Très officiellement, à l’heure où ces lignes sont rédigées, la décision qui est annoncée et qui se prépare est celle d’une fusion à 50/50. Le conseil d’administration de la nouvelle entité à venir serait composé de 5 membres PSA et 5 membres FCA plus Carlos Tavares, ce qui donnerait donc un léger avantage au groupe français. Mais ce déséquilibre serait compensé par le fait que Carlos Tavares ne serait que le DG de l’entreprise et qu’il aurait au-dessus de lui John Elkann (et la famille Agnelli) qui serait donc le président de ce conseil. Précisons cependant que Tavares aurait obtenu la garantie de pouvoir diriger ce nouveau groupe pour au moins cinq ans. Pour des raisons de neutralité (mais surtout pour des raisons fiscales plus qu’évidentes…) le siège de la nouvelle entité sera installé aux Pays-Bas.
Problème central d’une fusion à 50/50, elle ne peut avoir lieu si le déséquilibre entre les deux capitalisations est trop important ce qui est le cas entre les deux entreprises.
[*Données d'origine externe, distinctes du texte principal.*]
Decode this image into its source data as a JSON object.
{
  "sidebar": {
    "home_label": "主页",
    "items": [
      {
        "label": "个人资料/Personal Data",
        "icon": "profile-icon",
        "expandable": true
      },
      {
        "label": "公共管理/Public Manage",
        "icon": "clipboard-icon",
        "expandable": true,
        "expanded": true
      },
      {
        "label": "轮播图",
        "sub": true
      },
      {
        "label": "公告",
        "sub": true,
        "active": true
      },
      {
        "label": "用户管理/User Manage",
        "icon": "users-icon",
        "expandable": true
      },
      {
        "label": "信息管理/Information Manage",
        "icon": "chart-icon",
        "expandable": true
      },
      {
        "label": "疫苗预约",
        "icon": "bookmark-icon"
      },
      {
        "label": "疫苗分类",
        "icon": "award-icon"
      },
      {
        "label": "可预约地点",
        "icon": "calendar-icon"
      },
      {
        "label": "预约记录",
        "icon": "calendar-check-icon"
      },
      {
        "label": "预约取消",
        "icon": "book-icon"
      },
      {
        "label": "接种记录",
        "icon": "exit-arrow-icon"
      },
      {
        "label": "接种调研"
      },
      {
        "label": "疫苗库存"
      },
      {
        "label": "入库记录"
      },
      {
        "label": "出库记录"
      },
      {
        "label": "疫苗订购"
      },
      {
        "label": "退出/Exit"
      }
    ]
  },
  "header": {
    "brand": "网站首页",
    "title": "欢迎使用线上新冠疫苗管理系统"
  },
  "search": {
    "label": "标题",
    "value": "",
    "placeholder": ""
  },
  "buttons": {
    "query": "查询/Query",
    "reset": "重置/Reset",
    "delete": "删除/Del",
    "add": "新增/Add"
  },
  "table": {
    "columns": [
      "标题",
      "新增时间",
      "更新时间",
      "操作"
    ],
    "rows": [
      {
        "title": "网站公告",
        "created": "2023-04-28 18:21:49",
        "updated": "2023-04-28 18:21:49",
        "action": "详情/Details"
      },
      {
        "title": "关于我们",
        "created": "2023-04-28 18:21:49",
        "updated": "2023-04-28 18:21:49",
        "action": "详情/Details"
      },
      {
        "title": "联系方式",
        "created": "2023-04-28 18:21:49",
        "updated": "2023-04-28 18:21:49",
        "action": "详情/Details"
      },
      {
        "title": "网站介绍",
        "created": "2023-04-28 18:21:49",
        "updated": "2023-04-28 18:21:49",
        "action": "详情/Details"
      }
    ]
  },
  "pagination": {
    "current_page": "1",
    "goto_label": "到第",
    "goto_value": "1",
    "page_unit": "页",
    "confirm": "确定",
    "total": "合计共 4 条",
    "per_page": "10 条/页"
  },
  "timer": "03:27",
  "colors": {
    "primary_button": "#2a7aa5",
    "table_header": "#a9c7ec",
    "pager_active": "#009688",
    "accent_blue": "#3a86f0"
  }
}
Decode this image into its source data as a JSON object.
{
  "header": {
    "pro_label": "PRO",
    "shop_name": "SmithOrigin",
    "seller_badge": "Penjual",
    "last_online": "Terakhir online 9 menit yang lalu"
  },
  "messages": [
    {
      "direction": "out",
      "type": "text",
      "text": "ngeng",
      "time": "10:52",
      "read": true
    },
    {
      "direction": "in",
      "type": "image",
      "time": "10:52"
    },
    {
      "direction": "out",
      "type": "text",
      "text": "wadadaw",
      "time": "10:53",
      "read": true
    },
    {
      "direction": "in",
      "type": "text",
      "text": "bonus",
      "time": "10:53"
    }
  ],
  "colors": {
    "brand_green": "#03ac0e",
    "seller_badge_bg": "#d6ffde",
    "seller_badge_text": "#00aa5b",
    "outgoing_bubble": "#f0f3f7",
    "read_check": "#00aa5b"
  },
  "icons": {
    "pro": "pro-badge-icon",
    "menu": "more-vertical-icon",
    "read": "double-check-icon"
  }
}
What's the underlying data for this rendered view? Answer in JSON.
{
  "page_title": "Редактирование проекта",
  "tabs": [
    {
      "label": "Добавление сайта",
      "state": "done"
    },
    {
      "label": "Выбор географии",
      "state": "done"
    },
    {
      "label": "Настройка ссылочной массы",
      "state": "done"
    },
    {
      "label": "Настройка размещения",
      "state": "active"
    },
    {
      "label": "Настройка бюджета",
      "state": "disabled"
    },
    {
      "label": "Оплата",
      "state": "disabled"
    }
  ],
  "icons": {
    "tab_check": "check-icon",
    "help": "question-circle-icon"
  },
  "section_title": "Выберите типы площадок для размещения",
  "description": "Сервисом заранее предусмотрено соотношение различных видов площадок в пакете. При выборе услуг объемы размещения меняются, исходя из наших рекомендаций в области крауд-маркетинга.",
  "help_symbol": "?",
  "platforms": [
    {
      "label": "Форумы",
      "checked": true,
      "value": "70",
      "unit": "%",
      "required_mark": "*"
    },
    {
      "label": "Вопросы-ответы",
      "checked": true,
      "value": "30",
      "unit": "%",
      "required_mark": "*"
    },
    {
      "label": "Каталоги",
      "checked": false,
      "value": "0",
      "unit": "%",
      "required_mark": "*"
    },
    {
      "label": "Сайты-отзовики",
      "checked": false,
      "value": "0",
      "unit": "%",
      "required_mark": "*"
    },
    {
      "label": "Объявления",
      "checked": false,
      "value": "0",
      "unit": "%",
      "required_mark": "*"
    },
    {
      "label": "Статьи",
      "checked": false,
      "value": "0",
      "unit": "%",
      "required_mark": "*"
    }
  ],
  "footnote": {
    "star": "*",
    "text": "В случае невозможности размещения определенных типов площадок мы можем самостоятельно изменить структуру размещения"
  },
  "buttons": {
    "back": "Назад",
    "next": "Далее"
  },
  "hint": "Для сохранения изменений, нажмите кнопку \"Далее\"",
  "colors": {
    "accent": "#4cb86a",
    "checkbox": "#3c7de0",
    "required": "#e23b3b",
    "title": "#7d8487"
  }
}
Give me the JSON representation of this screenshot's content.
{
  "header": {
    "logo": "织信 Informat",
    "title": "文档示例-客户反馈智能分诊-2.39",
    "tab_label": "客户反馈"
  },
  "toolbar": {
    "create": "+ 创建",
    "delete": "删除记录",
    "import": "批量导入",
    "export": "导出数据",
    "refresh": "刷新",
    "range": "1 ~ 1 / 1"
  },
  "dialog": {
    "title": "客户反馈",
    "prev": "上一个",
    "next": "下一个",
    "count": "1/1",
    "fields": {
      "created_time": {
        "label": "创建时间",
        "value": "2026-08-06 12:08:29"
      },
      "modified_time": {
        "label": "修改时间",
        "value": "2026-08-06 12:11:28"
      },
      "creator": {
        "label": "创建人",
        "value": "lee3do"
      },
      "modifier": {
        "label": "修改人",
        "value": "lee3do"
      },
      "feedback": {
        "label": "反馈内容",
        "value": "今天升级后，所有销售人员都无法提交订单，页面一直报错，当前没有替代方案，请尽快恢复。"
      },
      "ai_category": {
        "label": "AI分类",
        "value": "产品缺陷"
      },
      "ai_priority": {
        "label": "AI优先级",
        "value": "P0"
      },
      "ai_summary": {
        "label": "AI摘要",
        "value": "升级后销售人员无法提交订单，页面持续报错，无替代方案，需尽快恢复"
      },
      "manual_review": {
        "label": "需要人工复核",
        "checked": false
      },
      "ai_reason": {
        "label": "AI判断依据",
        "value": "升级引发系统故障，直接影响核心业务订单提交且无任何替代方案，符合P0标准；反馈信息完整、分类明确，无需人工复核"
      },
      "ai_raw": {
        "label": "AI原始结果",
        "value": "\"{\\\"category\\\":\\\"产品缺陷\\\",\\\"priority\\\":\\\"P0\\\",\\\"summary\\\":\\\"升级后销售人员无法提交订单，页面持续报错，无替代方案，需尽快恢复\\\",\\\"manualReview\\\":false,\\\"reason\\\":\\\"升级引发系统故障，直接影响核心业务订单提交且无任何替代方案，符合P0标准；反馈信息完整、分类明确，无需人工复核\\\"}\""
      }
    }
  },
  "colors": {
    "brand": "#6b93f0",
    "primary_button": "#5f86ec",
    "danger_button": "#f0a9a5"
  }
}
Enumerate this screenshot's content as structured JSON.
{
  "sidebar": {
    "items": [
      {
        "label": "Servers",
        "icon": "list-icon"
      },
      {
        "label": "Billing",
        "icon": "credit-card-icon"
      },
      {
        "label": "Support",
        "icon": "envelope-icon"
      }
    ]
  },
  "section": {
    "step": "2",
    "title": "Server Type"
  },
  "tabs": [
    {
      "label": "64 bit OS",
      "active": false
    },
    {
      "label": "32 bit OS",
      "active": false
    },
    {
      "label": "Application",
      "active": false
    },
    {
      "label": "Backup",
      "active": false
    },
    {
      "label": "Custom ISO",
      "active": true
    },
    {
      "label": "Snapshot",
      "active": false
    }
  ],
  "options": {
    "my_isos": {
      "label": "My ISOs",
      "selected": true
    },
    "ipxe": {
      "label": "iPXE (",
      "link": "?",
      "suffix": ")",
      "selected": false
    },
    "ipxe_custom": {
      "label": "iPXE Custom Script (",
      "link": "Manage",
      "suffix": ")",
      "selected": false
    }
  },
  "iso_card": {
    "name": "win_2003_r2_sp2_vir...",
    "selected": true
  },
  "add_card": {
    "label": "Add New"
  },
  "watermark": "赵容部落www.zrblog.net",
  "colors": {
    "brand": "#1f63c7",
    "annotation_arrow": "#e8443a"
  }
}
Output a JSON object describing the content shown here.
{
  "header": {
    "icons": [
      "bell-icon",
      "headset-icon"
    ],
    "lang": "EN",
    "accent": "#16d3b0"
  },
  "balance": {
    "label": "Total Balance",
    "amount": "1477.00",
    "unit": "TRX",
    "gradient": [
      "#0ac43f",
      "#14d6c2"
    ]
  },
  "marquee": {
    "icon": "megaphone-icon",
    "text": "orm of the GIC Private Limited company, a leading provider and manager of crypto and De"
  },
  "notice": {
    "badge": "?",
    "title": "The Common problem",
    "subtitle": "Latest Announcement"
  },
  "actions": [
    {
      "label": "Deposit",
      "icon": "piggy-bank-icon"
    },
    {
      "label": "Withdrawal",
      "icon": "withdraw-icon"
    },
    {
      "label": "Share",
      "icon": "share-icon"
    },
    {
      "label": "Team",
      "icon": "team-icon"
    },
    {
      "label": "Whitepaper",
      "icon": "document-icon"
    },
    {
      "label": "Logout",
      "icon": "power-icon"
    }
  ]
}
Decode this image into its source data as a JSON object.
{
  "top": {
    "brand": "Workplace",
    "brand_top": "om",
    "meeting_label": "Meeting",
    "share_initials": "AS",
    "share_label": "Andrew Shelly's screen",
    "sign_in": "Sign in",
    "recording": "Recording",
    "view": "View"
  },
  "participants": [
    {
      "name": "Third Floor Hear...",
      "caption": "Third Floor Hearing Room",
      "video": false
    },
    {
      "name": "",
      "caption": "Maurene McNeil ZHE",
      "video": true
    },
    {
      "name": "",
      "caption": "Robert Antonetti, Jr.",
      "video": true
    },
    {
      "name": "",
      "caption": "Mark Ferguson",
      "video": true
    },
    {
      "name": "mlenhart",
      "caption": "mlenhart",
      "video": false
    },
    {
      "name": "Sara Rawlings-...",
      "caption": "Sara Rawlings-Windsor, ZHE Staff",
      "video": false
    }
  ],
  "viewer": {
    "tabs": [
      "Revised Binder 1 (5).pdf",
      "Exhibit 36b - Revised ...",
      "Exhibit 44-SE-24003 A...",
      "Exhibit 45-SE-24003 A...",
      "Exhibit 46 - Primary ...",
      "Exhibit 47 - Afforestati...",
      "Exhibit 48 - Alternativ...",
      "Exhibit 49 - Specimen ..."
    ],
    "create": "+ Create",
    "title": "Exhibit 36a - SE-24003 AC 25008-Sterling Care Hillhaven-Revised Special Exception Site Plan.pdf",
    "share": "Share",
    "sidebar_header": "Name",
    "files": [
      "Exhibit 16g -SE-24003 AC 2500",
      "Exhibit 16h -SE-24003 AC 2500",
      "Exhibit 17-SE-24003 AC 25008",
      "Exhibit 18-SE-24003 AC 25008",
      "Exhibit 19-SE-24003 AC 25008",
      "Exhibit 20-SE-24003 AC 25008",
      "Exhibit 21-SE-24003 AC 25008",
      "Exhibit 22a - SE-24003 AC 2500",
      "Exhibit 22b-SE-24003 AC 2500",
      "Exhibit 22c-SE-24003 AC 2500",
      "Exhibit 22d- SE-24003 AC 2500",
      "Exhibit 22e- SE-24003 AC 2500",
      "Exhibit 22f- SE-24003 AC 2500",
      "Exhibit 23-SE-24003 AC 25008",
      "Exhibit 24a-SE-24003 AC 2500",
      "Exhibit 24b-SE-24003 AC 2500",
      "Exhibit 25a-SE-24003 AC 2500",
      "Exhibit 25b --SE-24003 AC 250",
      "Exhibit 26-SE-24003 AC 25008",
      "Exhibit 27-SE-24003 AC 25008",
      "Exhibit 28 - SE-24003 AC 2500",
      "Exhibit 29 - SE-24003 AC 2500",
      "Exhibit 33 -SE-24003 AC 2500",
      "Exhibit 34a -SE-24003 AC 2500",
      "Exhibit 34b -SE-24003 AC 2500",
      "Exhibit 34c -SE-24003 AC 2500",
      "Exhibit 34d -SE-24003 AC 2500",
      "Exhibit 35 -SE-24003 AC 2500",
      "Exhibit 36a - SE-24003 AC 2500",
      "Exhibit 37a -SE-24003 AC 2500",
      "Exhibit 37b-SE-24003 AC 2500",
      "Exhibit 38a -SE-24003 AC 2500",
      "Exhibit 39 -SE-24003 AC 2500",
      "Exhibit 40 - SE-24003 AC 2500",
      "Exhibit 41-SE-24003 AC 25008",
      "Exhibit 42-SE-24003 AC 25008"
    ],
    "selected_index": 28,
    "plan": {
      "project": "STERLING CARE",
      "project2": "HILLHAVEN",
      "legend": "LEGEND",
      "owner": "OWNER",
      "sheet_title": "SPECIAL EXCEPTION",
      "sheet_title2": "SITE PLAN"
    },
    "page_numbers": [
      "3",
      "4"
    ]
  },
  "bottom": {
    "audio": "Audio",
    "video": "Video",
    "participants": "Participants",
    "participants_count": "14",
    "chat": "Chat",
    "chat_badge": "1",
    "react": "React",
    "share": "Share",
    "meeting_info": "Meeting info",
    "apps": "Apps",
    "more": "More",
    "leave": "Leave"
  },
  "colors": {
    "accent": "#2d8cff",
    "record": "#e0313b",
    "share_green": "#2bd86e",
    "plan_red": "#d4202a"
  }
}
Le problème était identique avec Renault, mais dans l’autre sens, et c’est ici le poids de PSA, supérieur à celui de FCA, qui rend nécessaire la réalisation d’un accord permettant de compenser la perte potentielle des actionnaires si une fusion « simple » était réalisée. Il faut également tenir compte de la politique boursière de FCA qui distribue des dividendes à ses actionnaires dans des proportions sans équivalent chez PSA.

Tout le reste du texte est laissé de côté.